To sum up, I have argued so far, in this section, for a reading of Ibn Taymiyya’s pragmatics that situates his critique of definition within a broader theory of meaning grounded in use, intention, and context. This has been shown primarily through his conception of definitions as speech acts that serve multiple communicative purposes rather than as instruments of metaphysical disclosure.

8 Conclusion

This paper has examined Ibn Taymiyya’s critique of the Aristotelian theory of definition as articulated in The Refutation of the Logicians, situating it within its broader Islamicate intellectual context. We explored two kinds of criticisms that were developed through out the book: a list of general criticisms, and two specific metaphysical criticisms. Ibn Taymiyya’sgeneral criticisms undermined the epistemic value of Aristotelian definitions through multiple dialectical arguments from regress, disagreement, sense perception, redundancy, and others. The general goal was to show that the notion of definition is either inconsistent, circular or not epistemically useful (at least not in the way claimed by the logicians). His metaphysical criticisms targeted the very foundations of Peripatetic metaphysics, particularly the distinctions between quiddity and its existence, and between essential and concomitant predicates. Interestingly, Ibn Taymiyya’s overall approach in criticizing the philosophers’ positions relies on dialectical methods aimed at deconstructing metaphysical speculations about the essential and accidental nature of quiddities. By collapsing these distinctions into mental–linguistic relations—Ibn Taymiyya aimed to reframe metaphysical categories as products of the intellect and language rather than extramental relations.

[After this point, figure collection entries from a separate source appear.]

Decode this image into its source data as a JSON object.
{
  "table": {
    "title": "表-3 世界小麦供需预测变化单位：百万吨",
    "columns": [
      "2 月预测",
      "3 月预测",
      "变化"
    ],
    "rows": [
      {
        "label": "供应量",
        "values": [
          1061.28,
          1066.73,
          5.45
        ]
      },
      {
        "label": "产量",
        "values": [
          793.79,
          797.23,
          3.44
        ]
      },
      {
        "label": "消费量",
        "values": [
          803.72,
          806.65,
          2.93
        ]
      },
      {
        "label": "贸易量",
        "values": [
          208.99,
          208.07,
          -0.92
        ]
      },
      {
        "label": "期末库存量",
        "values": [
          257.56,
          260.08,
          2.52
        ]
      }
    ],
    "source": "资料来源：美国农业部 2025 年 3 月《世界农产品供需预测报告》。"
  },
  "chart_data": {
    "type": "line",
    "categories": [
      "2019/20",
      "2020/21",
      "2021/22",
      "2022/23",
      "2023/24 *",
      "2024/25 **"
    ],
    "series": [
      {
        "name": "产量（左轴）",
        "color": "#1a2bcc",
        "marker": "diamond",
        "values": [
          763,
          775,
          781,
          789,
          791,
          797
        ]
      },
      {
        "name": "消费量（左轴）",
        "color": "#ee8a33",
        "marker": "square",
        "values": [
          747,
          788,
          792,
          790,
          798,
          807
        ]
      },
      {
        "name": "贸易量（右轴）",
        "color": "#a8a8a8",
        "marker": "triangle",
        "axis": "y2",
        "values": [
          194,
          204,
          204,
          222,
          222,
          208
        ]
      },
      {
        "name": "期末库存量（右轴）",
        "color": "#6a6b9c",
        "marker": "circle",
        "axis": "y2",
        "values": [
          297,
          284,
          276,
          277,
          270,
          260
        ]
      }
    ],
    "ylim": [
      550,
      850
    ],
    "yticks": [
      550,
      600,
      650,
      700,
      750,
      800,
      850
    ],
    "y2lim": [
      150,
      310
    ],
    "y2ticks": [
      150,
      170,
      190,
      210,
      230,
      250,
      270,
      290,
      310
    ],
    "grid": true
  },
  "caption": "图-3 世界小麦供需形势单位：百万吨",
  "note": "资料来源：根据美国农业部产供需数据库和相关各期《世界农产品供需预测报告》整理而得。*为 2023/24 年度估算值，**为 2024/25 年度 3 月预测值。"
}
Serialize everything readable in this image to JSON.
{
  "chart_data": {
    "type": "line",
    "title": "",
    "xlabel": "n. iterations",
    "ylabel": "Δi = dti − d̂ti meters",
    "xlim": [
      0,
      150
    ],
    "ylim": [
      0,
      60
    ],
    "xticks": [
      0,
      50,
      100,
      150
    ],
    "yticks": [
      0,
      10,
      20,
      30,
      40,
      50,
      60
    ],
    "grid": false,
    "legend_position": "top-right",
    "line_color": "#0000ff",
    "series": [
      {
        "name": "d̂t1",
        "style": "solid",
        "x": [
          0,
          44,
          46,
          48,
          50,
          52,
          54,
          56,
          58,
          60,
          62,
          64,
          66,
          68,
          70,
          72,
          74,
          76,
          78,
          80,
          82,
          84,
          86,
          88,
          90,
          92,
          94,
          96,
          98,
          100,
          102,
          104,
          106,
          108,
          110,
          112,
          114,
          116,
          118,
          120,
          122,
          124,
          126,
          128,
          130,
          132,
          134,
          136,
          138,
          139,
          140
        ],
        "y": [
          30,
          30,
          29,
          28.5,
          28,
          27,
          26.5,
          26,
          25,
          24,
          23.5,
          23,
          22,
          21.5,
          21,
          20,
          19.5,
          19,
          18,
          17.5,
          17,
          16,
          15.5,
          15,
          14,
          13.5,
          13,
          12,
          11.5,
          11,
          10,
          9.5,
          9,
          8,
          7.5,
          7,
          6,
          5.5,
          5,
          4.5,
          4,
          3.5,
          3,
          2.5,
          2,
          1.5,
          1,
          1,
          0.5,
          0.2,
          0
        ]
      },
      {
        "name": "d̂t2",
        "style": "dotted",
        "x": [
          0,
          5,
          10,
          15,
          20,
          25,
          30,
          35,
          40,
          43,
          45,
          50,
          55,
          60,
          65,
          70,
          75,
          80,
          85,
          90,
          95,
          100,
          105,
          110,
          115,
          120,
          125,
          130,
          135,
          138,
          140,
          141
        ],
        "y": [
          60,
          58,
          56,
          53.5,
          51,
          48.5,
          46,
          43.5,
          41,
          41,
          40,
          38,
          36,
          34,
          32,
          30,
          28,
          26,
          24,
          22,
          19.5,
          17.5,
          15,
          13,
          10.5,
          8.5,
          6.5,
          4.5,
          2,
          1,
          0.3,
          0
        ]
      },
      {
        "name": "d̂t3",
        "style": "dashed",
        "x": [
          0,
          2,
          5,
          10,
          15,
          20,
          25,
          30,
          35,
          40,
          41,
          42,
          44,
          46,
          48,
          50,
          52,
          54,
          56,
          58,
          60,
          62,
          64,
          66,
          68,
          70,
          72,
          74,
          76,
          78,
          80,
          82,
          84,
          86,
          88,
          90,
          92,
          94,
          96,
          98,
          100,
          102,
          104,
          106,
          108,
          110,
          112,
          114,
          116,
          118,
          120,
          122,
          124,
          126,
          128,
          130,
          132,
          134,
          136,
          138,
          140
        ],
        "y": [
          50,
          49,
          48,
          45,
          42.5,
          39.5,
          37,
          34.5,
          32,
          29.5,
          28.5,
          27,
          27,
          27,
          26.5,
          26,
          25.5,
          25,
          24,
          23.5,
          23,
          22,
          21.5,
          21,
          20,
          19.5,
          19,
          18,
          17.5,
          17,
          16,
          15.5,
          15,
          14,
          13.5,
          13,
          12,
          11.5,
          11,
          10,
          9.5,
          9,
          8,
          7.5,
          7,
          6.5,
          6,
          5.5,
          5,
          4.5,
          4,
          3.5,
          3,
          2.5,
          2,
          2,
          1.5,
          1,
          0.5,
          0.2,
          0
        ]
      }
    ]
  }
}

I have also argued that Ibn Taymiyya’s position cannot be reduced to nominalism, empiricism, or conventionalism. Rather, his theory of meaning is closer to modern pragmatics, wherein speech acts derive their meaning from their communicative, intentional, and contextual functions. By establishing a metaphysically-thin theory of definition that can be grounded in pragmatics, a definition ceases to be a mirror of metaphysical essences and becomes instead a mode of human interaction—a way of differentiating, naming, referring, etc. Later in The Refutation, Ibn Taymiyya resumes his critique of the logical corpus by debunking the notion of syllogistic reasoning. By refuting the two cornerstones of a logical system: the notions of definition and categorical syllogism, Ibn Taymiyya argues that this opens the way for alternative epistemic sources— such as sense perception (tajriba), intuition (ḥads), mass testimonial transmission (tawātur) — that can generate certain knowledge aside from demonstrative reasoning [24, p. 133].